By trading value, GTCO dominated the session with transactions worth N2.7 billion, consolidating its status as one of the most actively traded banking stocks. Fidelity Bank recorded N1.21 billion in value traded, followed by AccessCorp at N905 millionFCMB accounted for N879.2 million, while Zenith Bank completed the top-value chart with N683.3 million.

SWOOT and FUGAZ Stocks Show Mixed Momentum

Stocks Worth Over One Trillion Naira (SWOOTs) showed bearish movement, with Nigerian Breweries falling 1.33% amid ongoing challenges in the consumer goods sector.

The FUGAZ banking group posted mixed results:

  • AccessCorp dipped 2.87%

  • Zenith Bank closed flat

  • UBA gained 0.63%

  • GTCO advanced 0.27%

  • FirstHoldCo edged up 0.16%

The subdued performance among heavyweight stocks contributed significantly to the overall market pullback.

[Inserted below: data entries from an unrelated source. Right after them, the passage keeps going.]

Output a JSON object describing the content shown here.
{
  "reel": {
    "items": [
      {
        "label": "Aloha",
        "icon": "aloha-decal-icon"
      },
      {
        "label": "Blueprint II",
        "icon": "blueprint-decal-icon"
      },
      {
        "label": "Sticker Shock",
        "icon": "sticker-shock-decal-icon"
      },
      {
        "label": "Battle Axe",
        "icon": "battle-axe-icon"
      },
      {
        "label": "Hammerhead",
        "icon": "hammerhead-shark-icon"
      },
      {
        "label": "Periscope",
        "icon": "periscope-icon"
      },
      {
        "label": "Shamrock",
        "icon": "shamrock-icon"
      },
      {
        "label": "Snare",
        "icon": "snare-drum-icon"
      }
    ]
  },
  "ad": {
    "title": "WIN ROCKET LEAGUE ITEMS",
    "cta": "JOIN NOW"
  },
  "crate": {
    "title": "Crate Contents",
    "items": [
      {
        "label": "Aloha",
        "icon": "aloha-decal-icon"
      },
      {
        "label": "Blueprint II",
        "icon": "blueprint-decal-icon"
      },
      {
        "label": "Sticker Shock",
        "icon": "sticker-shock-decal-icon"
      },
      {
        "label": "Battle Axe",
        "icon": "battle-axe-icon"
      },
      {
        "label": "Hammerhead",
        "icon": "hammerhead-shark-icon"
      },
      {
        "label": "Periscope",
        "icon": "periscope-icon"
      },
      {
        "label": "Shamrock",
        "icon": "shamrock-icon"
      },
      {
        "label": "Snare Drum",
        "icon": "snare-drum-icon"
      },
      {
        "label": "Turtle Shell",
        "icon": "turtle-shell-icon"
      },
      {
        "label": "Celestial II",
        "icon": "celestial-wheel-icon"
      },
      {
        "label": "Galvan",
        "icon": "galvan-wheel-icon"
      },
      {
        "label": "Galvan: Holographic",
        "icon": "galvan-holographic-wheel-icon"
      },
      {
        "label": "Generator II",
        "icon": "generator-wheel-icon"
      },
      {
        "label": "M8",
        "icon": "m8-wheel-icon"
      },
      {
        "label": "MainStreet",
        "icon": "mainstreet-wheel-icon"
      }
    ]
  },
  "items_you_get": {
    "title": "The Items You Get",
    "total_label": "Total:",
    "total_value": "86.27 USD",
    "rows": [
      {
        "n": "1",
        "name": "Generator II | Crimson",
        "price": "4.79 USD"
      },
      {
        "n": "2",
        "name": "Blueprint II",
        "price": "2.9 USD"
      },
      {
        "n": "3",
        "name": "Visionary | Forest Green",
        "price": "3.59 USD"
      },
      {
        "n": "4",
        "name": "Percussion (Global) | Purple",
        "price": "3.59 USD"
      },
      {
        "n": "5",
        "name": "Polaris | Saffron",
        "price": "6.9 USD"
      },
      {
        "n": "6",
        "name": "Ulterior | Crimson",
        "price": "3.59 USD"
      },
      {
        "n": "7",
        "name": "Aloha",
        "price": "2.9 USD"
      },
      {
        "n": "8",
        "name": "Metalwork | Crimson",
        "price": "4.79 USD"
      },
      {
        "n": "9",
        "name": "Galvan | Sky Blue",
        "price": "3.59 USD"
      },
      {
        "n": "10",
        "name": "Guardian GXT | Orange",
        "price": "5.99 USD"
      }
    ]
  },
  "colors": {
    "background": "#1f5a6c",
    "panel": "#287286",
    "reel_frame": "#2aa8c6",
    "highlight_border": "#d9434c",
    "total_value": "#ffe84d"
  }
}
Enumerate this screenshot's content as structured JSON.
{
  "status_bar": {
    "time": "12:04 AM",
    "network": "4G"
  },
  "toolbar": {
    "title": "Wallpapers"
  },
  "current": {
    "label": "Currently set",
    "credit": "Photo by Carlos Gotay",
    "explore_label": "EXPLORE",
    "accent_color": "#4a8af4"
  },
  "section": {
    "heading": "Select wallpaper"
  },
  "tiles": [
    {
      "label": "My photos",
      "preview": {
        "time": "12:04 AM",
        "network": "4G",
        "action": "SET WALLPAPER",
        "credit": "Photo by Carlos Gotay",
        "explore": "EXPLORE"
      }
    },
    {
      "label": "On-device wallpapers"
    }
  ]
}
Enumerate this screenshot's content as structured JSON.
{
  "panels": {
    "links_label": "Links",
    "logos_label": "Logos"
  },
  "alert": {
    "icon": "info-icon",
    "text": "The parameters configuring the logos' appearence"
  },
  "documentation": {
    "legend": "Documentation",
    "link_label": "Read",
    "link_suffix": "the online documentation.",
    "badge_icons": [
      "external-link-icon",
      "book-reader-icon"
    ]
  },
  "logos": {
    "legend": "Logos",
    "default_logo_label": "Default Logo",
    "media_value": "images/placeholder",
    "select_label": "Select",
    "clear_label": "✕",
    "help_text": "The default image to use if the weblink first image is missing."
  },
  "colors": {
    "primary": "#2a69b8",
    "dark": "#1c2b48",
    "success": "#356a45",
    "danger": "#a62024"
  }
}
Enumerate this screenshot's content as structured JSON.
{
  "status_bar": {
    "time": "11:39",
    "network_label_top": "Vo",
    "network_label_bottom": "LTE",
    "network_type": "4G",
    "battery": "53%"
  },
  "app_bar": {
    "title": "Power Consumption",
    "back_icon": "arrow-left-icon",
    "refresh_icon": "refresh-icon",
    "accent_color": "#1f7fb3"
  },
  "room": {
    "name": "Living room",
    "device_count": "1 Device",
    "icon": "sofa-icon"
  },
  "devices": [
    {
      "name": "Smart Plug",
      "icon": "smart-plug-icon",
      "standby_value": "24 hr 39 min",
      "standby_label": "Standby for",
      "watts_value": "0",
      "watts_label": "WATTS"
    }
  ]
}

Market Outlook: Rebound Still in Sight

Despite the day’s decline, analysts note that the broader market continues to recover from the late-November slump that briefly pushed the ASI toward the 143,000 threshold. The index is now trending sturdily upward, although momentum remains fragile.

If renewed buying pressure emerges—especially in banking, industrials, and key mid-cap counters—the market could regain traction and attempt a climb toward the 150,000 level in the coming sessions. For now, investors remain watchful of liquidity conditions, external macro signals, and corporate disclosures that could shape sentiment in the near term.